Although there are no "characters," per se, there is an Audrey Hepburn type, a George Peppard type and a Cary Grant type, among others. One of the director's goal was to put Mancini's classic 1950s-70s music into mouths of "young, hip people."
The look of the show will include some black and white film as background, "a little bit of French spectacle" and a feeling of the fashion world meeting the theatre world meeting the music video world, Sallid said.
Mancini's most well-known scores were written in the 1960s and '70s, though he continued to write into the 1990s.
The workshop cast includes Bryn Dowling, Ben Cameron, Dylis Croman, Nina Hennesey, Caitlin Carter, Sean Palmer, William Robert Gaynor, Matt Farnsworth, Bobby Daye, Renee Goldsberry, Rochelle Aytes, Noah Racey, Jennifer Del Rio and Brad Aspel.
Attendance to the workshop presentations Sept. 19-20 is by invitation only. Tickets to the gala benefit and post performance reception on Sept. 23 are $250 and tax deductible. For benefit tickets call (212) 730-9500.

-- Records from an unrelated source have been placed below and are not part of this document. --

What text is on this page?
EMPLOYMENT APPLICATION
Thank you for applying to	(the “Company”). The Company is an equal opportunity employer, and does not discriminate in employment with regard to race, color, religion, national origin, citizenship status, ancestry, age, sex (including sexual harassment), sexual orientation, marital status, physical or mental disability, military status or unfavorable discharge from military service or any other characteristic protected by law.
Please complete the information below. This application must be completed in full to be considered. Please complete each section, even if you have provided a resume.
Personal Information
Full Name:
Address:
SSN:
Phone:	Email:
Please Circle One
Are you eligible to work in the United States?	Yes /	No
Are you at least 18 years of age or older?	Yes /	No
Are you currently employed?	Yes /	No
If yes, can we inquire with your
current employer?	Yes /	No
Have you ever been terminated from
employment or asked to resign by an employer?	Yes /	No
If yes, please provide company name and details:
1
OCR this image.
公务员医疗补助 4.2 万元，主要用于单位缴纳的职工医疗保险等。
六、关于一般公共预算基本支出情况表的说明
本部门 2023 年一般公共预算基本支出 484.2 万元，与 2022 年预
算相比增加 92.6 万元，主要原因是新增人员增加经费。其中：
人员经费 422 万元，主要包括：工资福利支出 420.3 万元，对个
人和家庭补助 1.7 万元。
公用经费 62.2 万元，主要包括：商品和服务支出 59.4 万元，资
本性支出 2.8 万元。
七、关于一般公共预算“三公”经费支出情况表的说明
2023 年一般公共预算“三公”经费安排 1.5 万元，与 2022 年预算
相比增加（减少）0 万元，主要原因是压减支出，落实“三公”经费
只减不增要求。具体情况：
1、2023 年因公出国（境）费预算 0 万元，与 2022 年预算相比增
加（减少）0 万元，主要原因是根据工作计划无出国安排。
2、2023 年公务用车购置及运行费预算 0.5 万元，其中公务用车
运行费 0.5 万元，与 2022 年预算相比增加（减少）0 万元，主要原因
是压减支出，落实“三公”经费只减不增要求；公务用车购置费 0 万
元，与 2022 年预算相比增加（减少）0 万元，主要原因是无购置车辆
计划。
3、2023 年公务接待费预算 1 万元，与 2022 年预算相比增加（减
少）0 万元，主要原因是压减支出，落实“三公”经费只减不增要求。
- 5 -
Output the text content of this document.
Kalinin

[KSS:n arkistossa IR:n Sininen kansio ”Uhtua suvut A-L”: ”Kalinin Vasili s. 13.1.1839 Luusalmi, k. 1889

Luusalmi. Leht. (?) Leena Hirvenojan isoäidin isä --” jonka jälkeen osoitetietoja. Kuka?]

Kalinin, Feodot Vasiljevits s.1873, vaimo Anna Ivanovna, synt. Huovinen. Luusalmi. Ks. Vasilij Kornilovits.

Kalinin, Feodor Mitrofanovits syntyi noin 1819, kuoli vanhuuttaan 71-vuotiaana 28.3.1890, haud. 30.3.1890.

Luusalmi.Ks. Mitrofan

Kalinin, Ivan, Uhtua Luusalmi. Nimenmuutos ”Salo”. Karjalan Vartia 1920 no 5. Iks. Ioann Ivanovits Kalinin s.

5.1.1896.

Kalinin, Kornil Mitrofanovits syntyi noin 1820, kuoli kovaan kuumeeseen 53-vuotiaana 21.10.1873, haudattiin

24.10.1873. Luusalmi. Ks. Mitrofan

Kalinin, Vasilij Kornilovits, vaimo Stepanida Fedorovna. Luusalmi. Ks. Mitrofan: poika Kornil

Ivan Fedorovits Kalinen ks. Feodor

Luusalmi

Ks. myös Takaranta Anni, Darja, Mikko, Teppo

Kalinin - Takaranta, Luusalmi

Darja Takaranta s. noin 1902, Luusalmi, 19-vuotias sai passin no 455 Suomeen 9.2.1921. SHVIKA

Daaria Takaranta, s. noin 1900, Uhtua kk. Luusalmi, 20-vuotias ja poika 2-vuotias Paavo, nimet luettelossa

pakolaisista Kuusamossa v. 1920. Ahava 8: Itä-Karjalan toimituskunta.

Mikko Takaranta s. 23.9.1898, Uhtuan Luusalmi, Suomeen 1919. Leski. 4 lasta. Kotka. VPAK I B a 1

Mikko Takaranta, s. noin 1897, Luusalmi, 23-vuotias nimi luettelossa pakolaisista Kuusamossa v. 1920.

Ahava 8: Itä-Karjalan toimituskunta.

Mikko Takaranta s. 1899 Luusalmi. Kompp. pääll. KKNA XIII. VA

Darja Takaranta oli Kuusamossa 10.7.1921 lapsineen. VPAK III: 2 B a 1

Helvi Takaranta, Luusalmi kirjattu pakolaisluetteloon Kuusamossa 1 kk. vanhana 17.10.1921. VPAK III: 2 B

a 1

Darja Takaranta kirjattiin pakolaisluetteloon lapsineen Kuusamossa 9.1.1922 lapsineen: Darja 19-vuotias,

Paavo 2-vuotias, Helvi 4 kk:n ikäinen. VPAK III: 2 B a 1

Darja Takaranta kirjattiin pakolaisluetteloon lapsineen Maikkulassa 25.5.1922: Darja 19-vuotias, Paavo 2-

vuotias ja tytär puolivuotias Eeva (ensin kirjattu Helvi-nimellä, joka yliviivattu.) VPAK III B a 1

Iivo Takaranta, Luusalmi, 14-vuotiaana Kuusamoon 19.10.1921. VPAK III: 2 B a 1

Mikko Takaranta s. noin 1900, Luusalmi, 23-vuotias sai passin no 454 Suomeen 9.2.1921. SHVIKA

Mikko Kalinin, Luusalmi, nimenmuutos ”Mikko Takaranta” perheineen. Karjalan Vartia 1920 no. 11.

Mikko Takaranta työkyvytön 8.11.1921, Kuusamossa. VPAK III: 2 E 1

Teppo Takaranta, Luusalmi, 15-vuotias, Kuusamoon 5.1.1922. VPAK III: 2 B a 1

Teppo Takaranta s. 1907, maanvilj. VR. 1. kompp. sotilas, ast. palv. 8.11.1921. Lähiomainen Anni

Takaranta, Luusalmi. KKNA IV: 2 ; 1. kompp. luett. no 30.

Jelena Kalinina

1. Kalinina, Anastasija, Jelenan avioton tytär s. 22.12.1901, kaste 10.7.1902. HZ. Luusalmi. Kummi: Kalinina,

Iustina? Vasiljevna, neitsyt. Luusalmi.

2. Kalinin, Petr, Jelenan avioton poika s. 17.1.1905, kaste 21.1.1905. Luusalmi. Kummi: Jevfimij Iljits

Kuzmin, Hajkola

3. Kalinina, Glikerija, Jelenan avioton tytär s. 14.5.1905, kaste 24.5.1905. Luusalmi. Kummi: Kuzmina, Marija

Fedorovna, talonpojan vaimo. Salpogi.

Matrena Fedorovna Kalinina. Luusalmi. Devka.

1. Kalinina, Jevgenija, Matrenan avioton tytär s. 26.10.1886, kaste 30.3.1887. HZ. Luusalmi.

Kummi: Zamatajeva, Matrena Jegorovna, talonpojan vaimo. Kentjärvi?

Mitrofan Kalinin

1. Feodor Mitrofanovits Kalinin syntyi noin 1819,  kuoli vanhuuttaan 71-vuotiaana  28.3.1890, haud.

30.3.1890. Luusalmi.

According to a statement, "The Henry Mancini Institute was based on his cognizance of the need for training and experience in what it takes to be a professional musician today- awareness of the changing music industry and an uncompromising commitment to artistic excellence. The 4-week program insists that each of the players, regardless of their backgrounds, experience jazz, improvisation, contemporary, and film music in large and small ensembles. This educational program mentors the professional advancement of instrumentalists and composers. More than 80 musicians are selected each year to study and perform with some of today's finest musical masters during the program."